Parma had seen Chaeron’s eyes flicker closed, snap open as he stepped forward offering Parma a formal embrace: the boy was using a computer-link to maintain contact with his guards. The overuse of unnatural applications of intelligence keys would yet be man’s undoing. Another time, Parma would have voiced his displeasure. Now, there were other matters taking precedence. As he hugged the youth close he whispered, “Let us hope that your efforts to prove your fitness to administrate have not proved the opposite.” He let his son go, turned to Shebat.
“May I assume that your presence here indicates you are returned for long enough to sup with your father?”
“Yes,” came the aspiration from her downcast face.
Parma looked back over his shoulder, ostensibly to speak to the bodyguards flanking Spry like an extra pair of arms. Beyond them, two of Chaeron’s men and two guildsmen waited on either side of Bucephalus’s port. All the others had disappeared within. “Gentlemen,” he said to Spry’s guards, “back off a bit. My pilot suffers from claustrophobia.”
Turning back, he snapped, “Baldy, what in blazing hell is going on here? My son may not have known better, but you certainly do.”
Behind the emaciated, silver-haired giant Parma could see the pair of waiting command transports—one black, one silver
—looming huge among the parked slip-lorries.
The guildmaster displayed his most wrinkled concern: “The consul and I both found it necessary to reexamine the Bucephalus . . .”
“I see. And necessary to watch each other while you’re at it, also?”

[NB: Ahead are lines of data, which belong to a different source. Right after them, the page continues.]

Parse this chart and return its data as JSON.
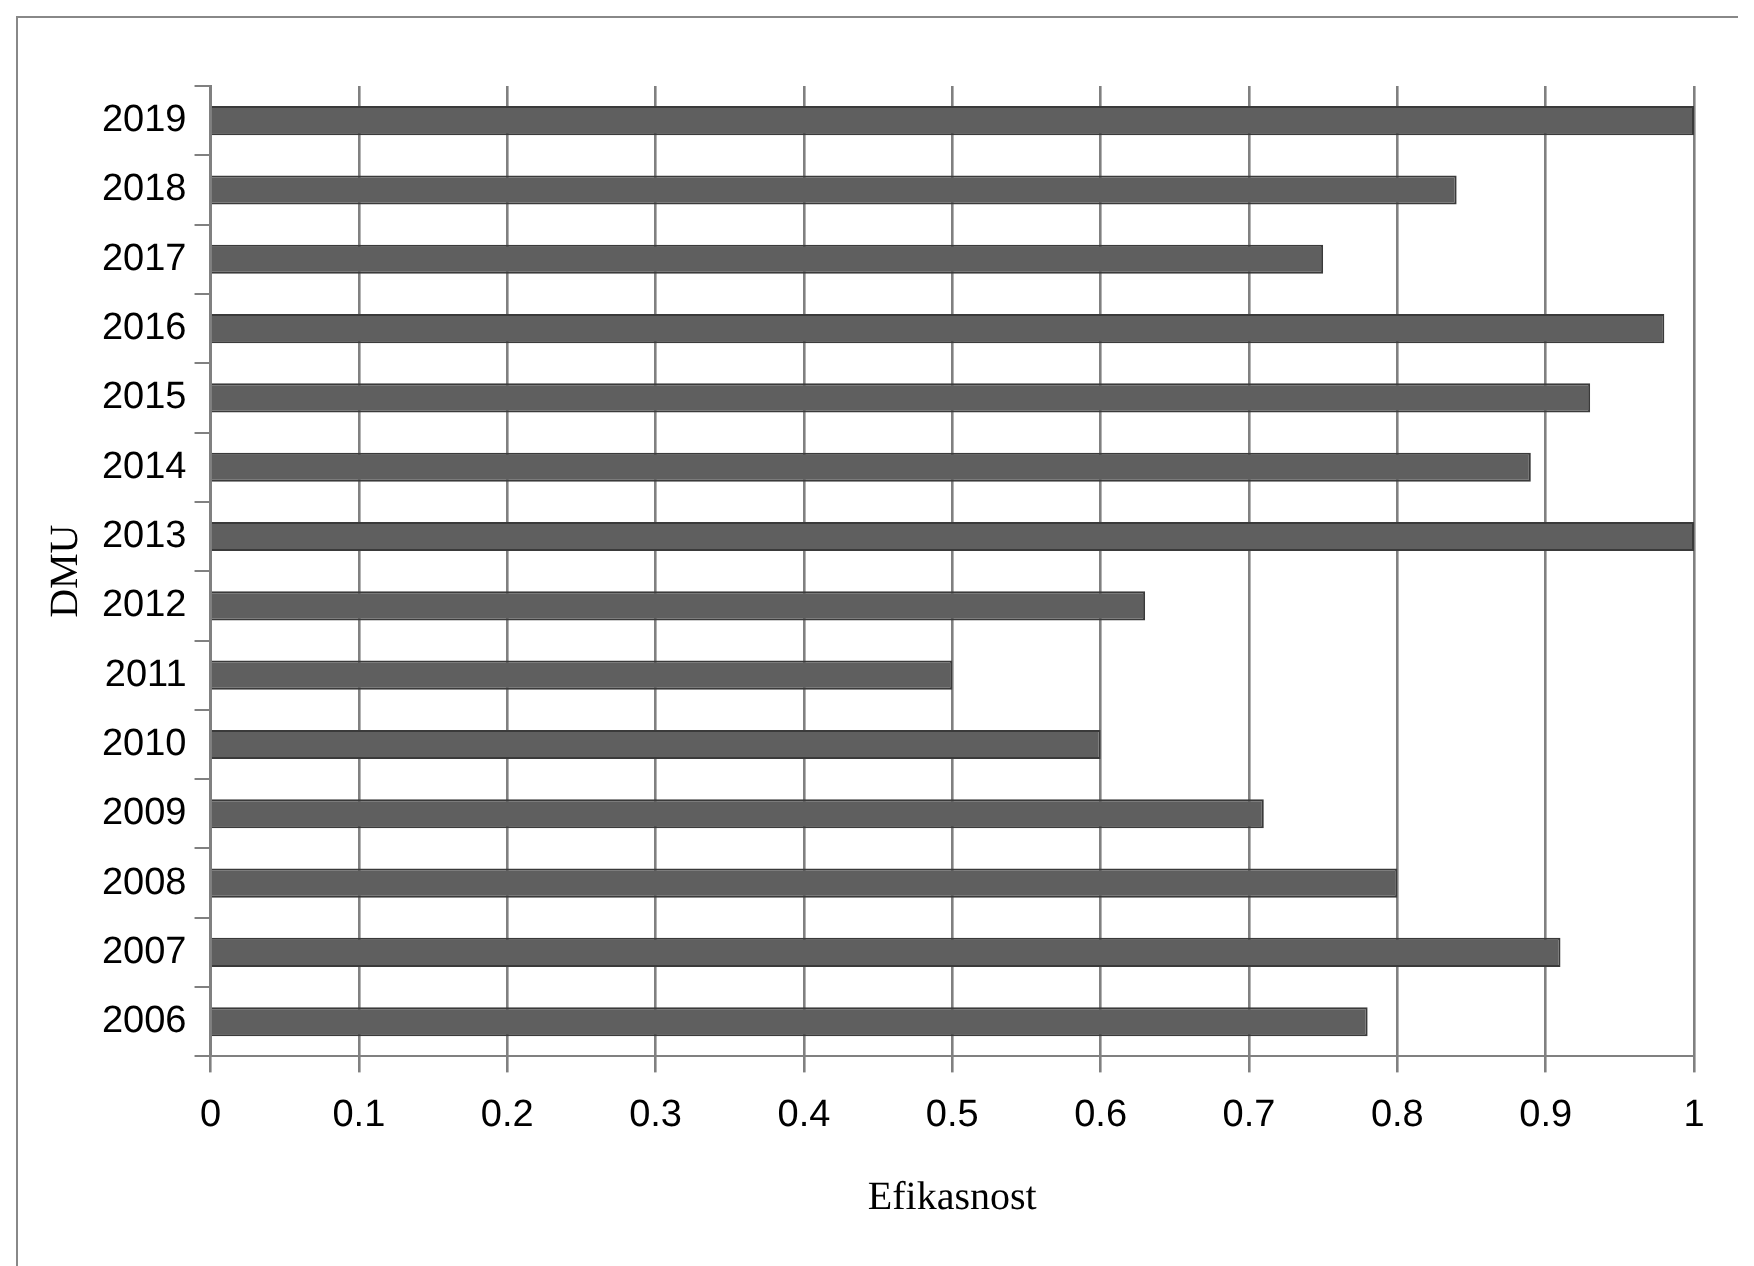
{
  "chart_data": {
    "type": "bar",
    "orientation": "horizontal",
    "xlabel": "Efikasnost",
    "ylabel": "DMU",
    "categories": [
      "2019",
      "2018",
      "2017",
      "2016",
      "2015",
      "2014",
      "2013",
      "2012",
      "2011",
      "2010",
      "2009",
      "2008",
      "2007",
      "2006"
    ],
    "values": [
      1,
      0.84,
      0.75,
      0.98,
      0.93,
      0.89,
      1,
      0.63,
      0.5,
      0.6,
      0.71,
      0.8,
      0.91,
      0.78
    ],
    "color": "#5f5f5f",
    "xlim": [
      0,
      1
    ],
    "xticks": [
      0,
      0.1,
      0.2,
      0.3,
      0.4,
      0.5,
      0.6,
      0.7,
      0.8,
      0.9,
      1
    ],
    "grid": "x",
    "legend": false
  }
}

“Parma, I must speak with you privately.”
“So I have surmised. Well, your pet pilot is joining us for dinner, why don’t you do the same?” Out of the corner of his eye Parma watched the guildsmen’s faces; and Chaeron, who was saying something urgent to Shebat, sotto voce.
“Alone, Parma, at a more propitious time,” insisted the guildmaster, havoc in his demeanor. “Right now, I need a moment with my first master, and I will be going.”
“And will you take your company with you?” Parma silked, while his glare spoke more harshly. “The Bucephalus is, after all, my ship. Not yours, not the Draconis consul’s.” Deeply troubled by the suspicion that whatever it was he was supposed to have gathered from this display of bodies had escaped him, he probed: “What, exactly, are you looking for?”
“I wish we knew,” Chaeron interrupted sharply.
Seemingly, Parma ignored him, saying, “I surrender, for the time being. David, attend your guildmaster. But quickly. My irritation will not long bear restraint.”
Then, as Parma breached the invisible wall between himself and his son and stepdaughter by tucking one under each arm and strolling companionably toward the waiting command transport, Spry walked nonchalantly out from between the spread-legged bodyguards who at Parma’s earlier rebuke had stepped back one full pace each.
Instantly enfolded by the half-dozen pilots, he endured Baldy’s austere embrace.